Kemauan Untuk Terus Belajar
Sikap belajar harus terus tertanam dalam diri. Kita tidak perlu gengsi terhadap siapapun jika mau belajar. Banyak hal yang bisa kita pelajari dari hidup ini. Salah satunya kita bisa belajar dari orang-orang di sekeliling. Kecerdasan mendengarkan adalah salah satu modalnya. Bahkan kepada yang lebih muda pun saya senantiasa siap sediakan telinga untuk mendengar belajar dari mereka.
Di komunitas bisnis dan persaudaraan yang saya bangun, Jaringan RumahUSAHA (JRU), saya dan dulur-dulur senantiasa belajar dari banyak hal. Rekan yang lebih dulu membangun bisnis membagikan pengalaman kepada para entrepreneur yang lebih muda. Sebaliknya, mereka yang lebih dulu berbisnis dan telah sukses tersebut juga belajar dari semangat anak-anak muda. Program saling belajar ini, kerap kami sebut dengan Program Belajar-Mengajar.

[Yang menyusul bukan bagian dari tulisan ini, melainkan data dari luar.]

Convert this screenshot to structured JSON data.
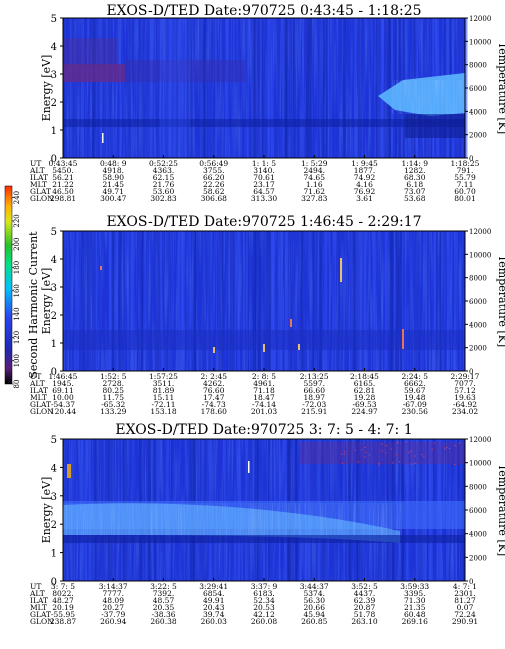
{
  "chart_data": {
    "type": "heatmap",
    "colorbar": {
      "label": "Second Harmonic Current",
      "ticks": [
        "80",
        "100",
        "120",
        "140",
        "160",
        "180",
        "200",
        "220",
        "240"
      ],
      "colors": [
        "#000000",
        "#5a1e7a",
        "#1e2ab8",
        "#2a46f0",
        "#00c0ff",
        "#00e08a",
        "#27c327",
        "#d8e81a",
        "#ffb000",
        "#ff2a00"
      ],
      "range": [
        80,
        250
      ]
    },
    "row_labels": [
      "UT",
      "ALT",
      "ILAT",
      "MLT",
      "GLAT",
      "GLON"
    ],
    "panels": [
      {
        "title": "EXOS-D/TED   Date:970725  0:43:45 - 1:18:25",
        "ylabel": "Energy [eV]",
        "y2label": "Temperature [K]",
        "ylim": [
          0,
          5
        ],
        "y2lim": [
          0,
          12000
        ],
        "yticks": [
          "0",
          "1",
          "2",
          "3",
          "4",
          "5"
        ],
        "y2ticks": [
          "0",
          "2000",
          "4000",
          "6000",
          "8000",
          "10000",
          "12000"
        ],
        "columns": [
          [
            "0:43:45",
            "5450.",
            "56.21",
            "21.22",
            "46.50",
            "298.81"
          ],
          [
            "0:48: 9",
            "4918.",
            "58.90",
            "21.45",
            "49.71",
            "300.47"
          ],
          [
            "0:52:25",
            "4363.",
            "62.15",
            "21.76",
            "53.60",
            "302.83"
          ],
          [
            "0:56:49",
            "3755.",
            "66.20",
            "22.26",
            "58.62",
            "306.68"
          ],
          [
            "1: 1: 5",
            "3140.",
            "70.61",
            "23.17",
            "64.57",
            "313.30"
          ],
          [
            "1: 5:29",
            "2494.",
            "74.65",
            "1.16",
            "71.62",
            "327.83"
          ],
          [
            "1: 9:45",
            "1877.",
            "74.92",
            "4.16",
            "76.92",
            "3.61"
          ],
          [
            "1:14: 9",
            "1282.",
            "68.30",
            "6.18",
            "73.07",
            "53.68"
          ],
          [
            "1:18:25",
            "791.",
            "55.79",
            "7.11",
            "60.70",
            "80.01"
          ]
        ]
      },
      {
        "title": "EXOS-D/TED   Date:970725  1:46:45 - 2:29:17",
        "ylabel": "Energy [eV]",
        "y2label": "Temperature [K]",
        "ylim": [
          0,
          5
        ],
        "y2lim": [
          0,
          12000
        ],
        "yticks": [
          "0",
          "1",
          "2",
          "3",
          "4",
          "5"
        ],
        "y2ticks": [
          "0",
          "2000",
          "4000",
          "6000",
          "8000",
          "10000",
          "12000"
        ],
        "columns": [
          [
            "1:46:45",
            "1945.",
            "69.11",
            "10.00",
            "-54.37",
            "120.44"
          ],
          [
            "1:52: 5",
            "2728.",
            "80.25",
            "11.75",
            "-65.32",
            "133.29"
          ],
          [
            "1:57:25",
            "3511.",
            "81.89",
            "15.11",
            "-72.11",
            "153.18"
          ],
          [
            "2: 2:45",
            "4262.",
            "76.60",
            "17.47",
            "-74.73",
            "178.60"
          ],
          [
            "2: 8: 5",
            "4961.",
            "71.18",
            "18.47",
            "-74.14",
            "201.03"
          ],
          [
            "2:13:25",
            "5597.",
            "66.60",
            "18.97",
            "-72.03",
            "215.91"
          ],
          [
            "2:18:45",
            "6165.",
            "62.81",
            "19.28",
            "-69.53",
            "224.97"
          ],
          [
            "2:24: 5",
            "6662.",
            "59.67",
            "19.48",
            "-67.09",
            "230.56"
          ],
          [
            "2:29:17",
            "7077.",
            "57.12",
            "19.63",
            "-64.92",
            "234.02"
          ]
        ]
      },
      {
        "title": "EXOS-D/TED   Date:970725  3: 7: 5 - 4: 7: 1",
        "ylabel": "Energy [eV]",
        "y2label": "Temperature [K]",
        "ylim": [
          0,
          5
        ],
        "y2lim": [
          0,
          12000
        ],
        "yticks": [
          "0",
          "1",
          "2",
          "3",
          "4",
          "5"
        ],
        "y2ticks": [
          "0",
          "2000",
          "4000",
          "6000",
          "8000",
          "10000",
          "12000"
        ],
        "columns": [
          [
            "3: 7: 5",
            "8022.",
            "48.27",
            "20.19",
            "-55.95",
            "238.87"
          ],
          [
            "3:14:37",
            "7777.",
            "48.09",
            "20.27",
            "-37.79",
            "260.94"
          ],
          [
            "3:22: 5",
            "7392.",
            "48.57",
            "20.35",
            "-38.36",
            "260.38"
          ],
          [
            "3:29:41",
            "6854.",
            "49.91",
            "20.43",
            "39.74",
            "260.03"
          ],
          [
            "3:37: 9",
            "6183.",
            "52.34",
            "20.53",
            "42.12",
            "260.08"
          ],
          [
            "3:44:37",
            "5374.",
            "56.30",
            "20.66",
            "45.94",
            "260.85"
          ],
          [
            "3:52: 5",
            "4437.",
            "62.39",
            "20.87",
            "51.78",
            "263.10"
          ],
          [
            "3:59:33",
            "3395.",
            "71.30",
            "21.35",
            "60.48",
            "269.16"
          ],
          [
            "4: 7: 1",
            "2301.",
            "81.27",
            "0.07",
            "72.24",
            "290.91"
          ]
        ]
      }
    ]
  }
}
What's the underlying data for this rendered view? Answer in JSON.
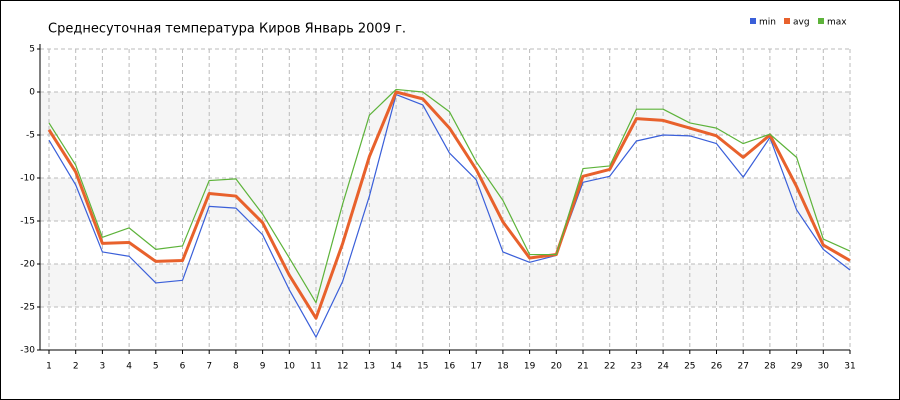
{
  "chart_data": {
    "type": "line",
    "title": "Среднесуточная температура Киров Январь 2009 г.",
    "categories": [
      "1",
      "2",
      "3",
      "4",
      "5",
      "6",
      "7",
      "8",
      "9",
      "10",
      "11",
      "12",
      "13",
      "14",
      "15",
      "16",
      "17",
      "18",
      "19",
      "20",
      "21",
      "22",
      "23",
      "24",
      "25",
      "26",
      "27",
      "28",
      "29",
      "30",
      "31"
    ],
    "series": [
      {
        "name": "min",
        "color": "#3a5fd9",
        "values": [
          -5.6,
          -10.8,
          -18.6,
          -19.1,
          -22.2,
          -21.9,
          -13.3,
          -13.5,
          -16.6,
          -23,
          -28.5,
          -22,
          -12.1,
          -0.3,
          -1.5,
          -7.1,
          -10.2,
          -18.6,
          -19.8,
          -19,
          -10.5,
          -9.8,
          -5.7,
          -5,
          -5.1,
          -6,
          -9.9,
          -5.3,
          -13.7,
          -18.3,
          -20.7
        ]
      },
      {
        "name": "avg",
        "color": "#e8612c",
        "values": [
          -4.4,
          -9.3,
          -17.6,
          -17.5,
          -19.7,
          -19.6,
          -11.8,
          -12.1,
          -15.2,
          -21.3,
          -26.3,
          -17.6,
          -7.5,
          0,
          -0.8,
          -4.2,
          -9,
          -15.1,
          -19.3,
          -18.9,
          -9.8,
          -9,
          -3.1,
          -3.3,
          -4.2,
          -5.1,
          -7.6,
          -5,
          -11,
          -17.8,
          -19.6
        ]
      },
      {
        "name": "max",
        "color": "#5db33a",
        "values": [
          -3.6,
          -8.5,
          -16.9,
          -15.8,
          -18.3,
          -17.9,
          -10.3,
          -10.1,
          -14.2,
          -19.3,
          -24.5,
          -13,
          -2.7,
          0.3,
          0,
          -2.3,
          -8.1,
          -12.6,
          -18.9,
          -18.9,
          -8.9,
          -8.6,
          -2,
          -2,
          -3.6,
          -4.2,
          -6,
          -4.9,
          -7.6,
          -17.1,
          -18.5
        ]
      }
    ],
    "ylim": [
      -30,
      5
    ],
    "yticks": [
      5,
      0,
      -5,
      -10,
      -15,
      -20,
      -25,
      -30
    ],
    "grid": true,
    "legend": "top-right"
  }
}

Tak hanya sampai di situ, di komunitas kami para pegawai pun sangat dihargai sebagai manusia pembelajar. Pemilik usaha dari masing-masing tempat senantiasa memotivasi untuk belajar. Tiap karyawan di JRU diberikan kesempatan untuk belajar, mulai dari pembekalan kompetensi hingga mental menjadi wirausaha. Setiap hari kami belajar bareng di Rumah BelajarJRU yang kami siapkan khusus untuk belajar bersama.
Intinya kami penuhi waktu kami untuk mengasah kemampuan mental jawara kami. Beruntung bagi yang bersedia belajar. Bagi karyawan & anggota persaudaraan bisnis kami yang memang miliki kemauan untuk bertumbuh dan maju, tentu saja ini jadi kesempatan yang sangat baik. Namun tidak semua mau merubah nasibnya, terbukti diantaranya belajar tidak dianggap penting.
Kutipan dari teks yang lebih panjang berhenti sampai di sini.